The answer to my question – about the right degree of consistency – is that I’m not sure. I would welcome research that tells us whether it is consistency or a certain flexibility that is most appealing to others. As far as I know, nothing much has been studied on the subject.
We don’t need to be perfect – nor should we pretend to be
For now, I’m trusting that decent and thinking people will be turned off not by Monbiot’s inconsistency but by Morgan’s calling him out for it. The ones that are calling Monbiot hypocritical are probably not ready to take any steps anyway.
I’m hoping that this episode won’t reaffirm vegans in their belief that they have to be perfect.
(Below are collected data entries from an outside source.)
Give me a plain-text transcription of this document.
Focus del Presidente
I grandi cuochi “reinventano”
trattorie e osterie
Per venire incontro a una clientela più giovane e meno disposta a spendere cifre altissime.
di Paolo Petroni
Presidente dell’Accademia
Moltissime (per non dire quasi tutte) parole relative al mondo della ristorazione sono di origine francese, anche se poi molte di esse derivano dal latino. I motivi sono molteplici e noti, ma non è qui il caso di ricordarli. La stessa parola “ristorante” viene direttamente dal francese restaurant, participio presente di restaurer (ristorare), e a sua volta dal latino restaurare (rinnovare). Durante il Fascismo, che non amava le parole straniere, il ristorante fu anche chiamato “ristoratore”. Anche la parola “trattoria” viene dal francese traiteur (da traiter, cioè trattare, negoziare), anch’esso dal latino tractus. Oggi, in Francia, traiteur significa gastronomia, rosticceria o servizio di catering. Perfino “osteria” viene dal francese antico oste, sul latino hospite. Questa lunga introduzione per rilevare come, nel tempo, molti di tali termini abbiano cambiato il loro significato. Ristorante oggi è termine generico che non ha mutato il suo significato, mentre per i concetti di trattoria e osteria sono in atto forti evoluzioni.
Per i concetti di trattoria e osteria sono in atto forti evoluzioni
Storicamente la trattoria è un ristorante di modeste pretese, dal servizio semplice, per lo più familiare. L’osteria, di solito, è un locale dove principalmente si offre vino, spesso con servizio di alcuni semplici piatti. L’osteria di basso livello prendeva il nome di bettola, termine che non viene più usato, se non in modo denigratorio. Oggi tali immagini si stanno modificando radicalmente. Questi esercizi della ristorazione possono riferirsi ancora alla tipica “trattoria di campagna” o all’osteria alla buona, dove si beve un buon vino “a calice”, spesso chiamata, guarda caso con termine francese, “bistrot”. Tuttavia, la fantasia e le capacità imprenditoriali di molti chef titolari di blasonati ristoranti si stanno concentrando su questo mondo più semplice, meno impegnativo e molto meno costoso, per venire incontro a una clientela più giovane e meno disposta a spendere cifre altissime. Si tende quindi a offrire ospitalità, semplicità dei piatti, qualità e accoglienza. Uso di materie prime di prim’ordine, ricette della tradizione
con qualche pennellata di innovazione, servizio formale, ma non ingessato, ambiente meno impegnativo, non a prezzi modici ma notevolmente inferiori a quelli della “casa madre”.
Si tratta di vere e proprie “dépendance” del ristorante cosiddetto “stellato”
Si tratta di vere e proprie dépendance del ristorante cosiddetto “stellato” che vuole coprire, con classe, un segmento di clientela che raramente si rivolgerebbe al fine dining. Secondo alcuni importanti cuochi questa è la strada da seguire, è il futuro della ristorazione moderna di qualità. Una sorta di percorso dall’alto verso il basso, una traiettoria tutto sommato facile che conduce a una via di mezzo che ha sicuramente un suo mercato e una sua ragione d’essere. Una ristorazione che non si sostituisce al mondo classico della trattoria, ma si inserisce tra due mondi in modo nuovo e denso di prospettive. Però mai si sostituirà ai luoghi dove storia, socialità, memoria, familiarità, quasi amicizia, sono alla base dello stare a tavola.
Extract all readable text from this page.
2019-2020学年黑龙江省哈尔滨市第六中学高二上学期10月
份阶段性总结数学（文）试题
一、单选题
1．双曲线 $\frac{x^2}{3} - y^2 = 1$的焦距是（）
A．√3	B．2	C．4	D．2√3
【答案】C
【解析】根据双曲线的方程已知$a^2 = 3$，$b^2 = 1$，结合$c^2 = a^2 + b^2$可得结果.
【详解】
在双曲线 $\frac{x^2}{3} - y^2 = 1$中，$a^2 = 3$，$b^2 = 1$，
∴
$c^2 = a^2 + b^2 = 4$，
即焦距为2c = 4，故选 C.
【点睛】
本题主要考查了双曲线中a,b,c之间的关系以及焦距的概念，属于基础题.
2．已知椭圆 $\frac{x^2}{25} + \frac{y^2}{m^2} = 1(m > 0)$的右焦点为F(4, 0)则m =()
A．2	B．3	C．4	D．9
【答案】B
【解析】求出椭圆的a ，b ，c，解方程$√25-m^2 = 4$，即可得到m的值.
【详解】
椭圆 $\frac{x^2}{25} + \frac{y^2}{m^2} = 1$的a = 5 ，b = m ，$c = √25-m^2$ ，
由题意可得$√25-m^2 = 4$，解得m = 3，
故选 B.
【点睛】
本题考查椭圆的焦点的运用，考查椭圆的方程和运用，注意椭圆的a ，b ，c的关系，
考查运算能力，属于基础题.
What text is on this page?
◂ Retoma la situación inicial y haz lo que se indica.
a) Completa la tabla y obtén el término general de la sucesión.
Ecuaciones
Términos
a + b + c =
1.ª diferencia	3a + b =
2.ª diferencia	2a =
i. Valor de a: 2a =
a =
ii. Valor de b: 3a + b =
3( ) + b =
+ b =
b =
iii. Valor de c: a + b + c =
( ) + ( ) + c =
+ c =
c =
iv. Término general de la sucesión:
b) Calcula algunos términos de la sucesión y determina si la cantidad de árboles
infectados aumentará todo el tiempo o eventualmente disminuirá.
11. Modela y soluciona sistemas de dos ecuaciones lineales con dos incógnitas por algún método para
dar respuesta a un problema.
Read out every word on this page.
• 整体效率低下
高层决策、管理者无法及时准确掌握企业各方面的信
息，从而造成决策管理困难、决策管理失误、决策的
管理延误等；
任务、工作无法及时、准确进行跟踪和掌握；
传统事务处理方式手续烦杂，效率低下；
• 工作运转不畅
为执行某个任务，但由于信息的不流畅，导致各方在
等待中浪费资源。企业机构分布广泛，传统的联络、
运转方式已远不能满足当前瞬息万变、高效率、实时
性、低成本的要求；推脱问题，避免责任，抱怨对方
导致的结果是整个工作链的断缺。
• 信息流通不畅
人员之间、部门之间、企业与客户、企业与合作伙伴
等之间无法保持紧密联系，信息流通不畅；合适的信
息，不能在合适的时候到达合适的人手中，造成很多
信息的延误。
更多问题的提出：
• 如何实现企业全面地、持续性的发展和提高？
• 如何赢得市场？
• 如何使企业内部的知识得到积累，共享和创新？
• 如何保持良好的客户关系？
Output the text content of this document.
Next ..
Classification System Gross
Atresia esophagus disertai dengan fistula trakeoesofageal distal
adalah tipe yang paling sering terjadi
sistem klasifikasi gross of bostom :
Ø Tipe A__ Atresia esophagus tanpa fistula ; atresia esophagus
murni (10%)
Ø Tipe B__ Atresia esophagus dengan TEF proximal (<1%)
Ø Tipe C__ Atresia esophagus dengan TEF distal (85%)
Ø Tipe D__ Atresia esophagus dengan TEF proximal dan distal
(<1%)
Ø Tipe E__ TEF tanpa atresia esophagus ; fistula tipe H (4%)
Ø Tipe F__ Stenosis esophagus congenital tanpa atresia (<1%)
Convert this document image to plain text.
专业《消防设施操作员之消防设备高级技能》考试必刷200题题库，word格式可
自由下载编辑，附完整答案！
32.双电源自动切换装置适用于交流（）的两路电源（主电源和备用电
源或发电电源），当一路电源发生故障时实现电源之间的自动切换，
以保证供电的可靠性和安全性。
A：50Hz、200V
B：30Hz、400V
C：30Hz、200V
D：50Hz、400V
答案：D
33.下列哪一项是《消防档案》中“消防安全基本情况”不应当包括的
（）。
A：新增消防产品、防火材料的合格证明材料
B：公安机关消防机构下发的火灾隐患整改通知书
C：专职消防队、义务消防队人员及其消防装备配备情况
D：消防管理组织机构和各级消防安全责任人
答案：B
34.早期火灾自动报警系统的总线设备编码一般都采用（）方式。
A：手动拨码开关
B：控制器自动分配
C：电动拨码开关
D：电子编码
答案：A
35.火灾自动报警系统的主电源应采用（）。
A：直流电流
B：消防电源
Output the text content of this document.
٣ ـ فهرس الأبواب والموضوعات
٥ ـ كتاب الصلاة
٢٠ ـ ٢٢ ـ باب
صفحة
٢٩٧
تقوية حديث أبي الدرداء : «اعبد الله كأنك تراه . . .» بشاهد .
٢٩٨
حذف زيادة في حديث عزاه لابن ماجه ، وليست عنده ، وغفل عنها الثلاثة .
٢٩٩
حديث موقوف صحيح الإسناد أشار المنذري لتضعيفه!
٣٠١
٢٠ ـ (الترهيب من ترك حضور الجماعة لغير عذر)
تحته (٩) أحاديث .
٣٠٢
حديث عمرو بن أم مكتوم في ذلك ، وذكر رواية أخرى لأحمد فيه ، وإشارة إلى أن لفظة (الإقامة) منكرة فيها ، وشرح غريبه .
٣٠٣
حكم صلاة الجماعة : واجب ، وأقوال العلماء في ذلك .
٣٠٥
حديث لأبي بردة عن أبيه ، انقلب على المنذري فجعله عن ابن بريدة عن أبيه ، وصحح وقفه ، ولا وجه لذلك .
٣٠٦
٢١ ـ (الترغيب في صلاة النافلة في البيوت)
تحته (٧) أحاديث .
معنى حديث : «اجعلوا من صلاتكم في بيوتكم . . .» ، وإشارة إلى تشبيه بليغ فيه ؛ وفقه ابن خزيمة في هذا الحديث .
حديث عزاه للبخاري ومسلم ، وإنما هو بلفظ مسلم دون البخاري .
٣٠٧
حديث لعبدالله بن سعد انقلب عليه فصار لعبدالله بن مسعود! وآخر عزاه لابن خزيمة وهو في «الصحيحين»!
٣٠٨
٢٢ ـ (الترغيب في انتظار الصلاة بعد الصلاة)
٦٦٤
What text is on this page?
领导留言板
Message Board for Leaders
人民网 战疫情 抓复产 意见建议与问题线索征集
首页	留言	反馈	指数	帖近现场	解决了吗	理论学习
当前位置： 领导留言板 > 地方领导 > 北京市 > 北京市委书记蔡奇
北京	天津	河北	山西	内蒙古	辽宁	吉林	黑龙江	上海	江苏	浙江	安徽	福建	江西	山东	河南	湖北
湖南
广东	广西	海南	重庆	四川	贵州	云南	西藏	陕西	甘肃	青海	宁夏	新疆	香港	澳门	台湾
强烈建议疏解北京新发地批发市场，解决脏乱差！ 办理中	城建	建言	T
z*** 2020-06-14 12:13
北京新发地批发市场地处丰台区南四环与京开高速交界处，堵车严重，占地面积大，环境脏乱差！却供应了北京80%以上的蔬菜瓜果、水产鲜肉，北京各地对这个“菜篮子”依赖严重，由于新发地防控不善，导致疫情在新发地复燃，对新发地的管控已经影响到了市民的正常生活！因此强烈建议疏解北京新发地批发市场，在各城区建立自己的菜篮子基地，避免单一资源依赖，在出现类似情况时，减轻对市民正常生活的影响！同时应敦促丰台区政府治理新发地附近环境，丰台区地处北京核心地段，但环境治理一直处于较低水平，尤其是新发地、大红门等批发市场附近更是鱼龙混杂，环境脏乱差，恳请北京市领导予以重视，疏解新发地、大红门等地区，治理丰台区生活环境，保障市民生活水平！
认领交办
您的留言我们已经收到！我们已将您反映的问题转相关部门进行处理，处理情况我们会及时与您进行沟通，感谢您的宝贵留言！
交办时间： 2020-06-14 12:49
I hope they won’t strive for consistency über alles, and won’t spend a disproportionate amount of attention on the tiny details, while losing the bigger picture. I’m hoping it won’t lead some of them to tell others that they cannot call themselves vegan if they still do eat or wear this or that, with the risk of alienating these people from veganism or the movement.
Maybe part of the solution lies in us not emphasizing our own consistency or perfection, and presenting veganism as an aspiration rather than something we are always achieving. If we don’t pretend it’s a black and white thing, maybe people will be less tempted to call vegans out when they spot an inconsistency. What if we said we’re 99% vegan?
Vegans are not perfect, and not perfectly consistent. And the fear of appearing inconsistent shouldn’t stop us from focusing on what’s really important, and that is reducing animal suffering, and communicating in a way that helps other people warm up to that idea. If a doofus like Pierce Morgan wants to attack, he will. People like him should not determine what our ideal course of action is.
Monbiot, in the meantime, is a great person to have in the vegan camp. No amount of leather on his body will efface the impact of his articulate writing on, indeed, one of the most important issues of our time.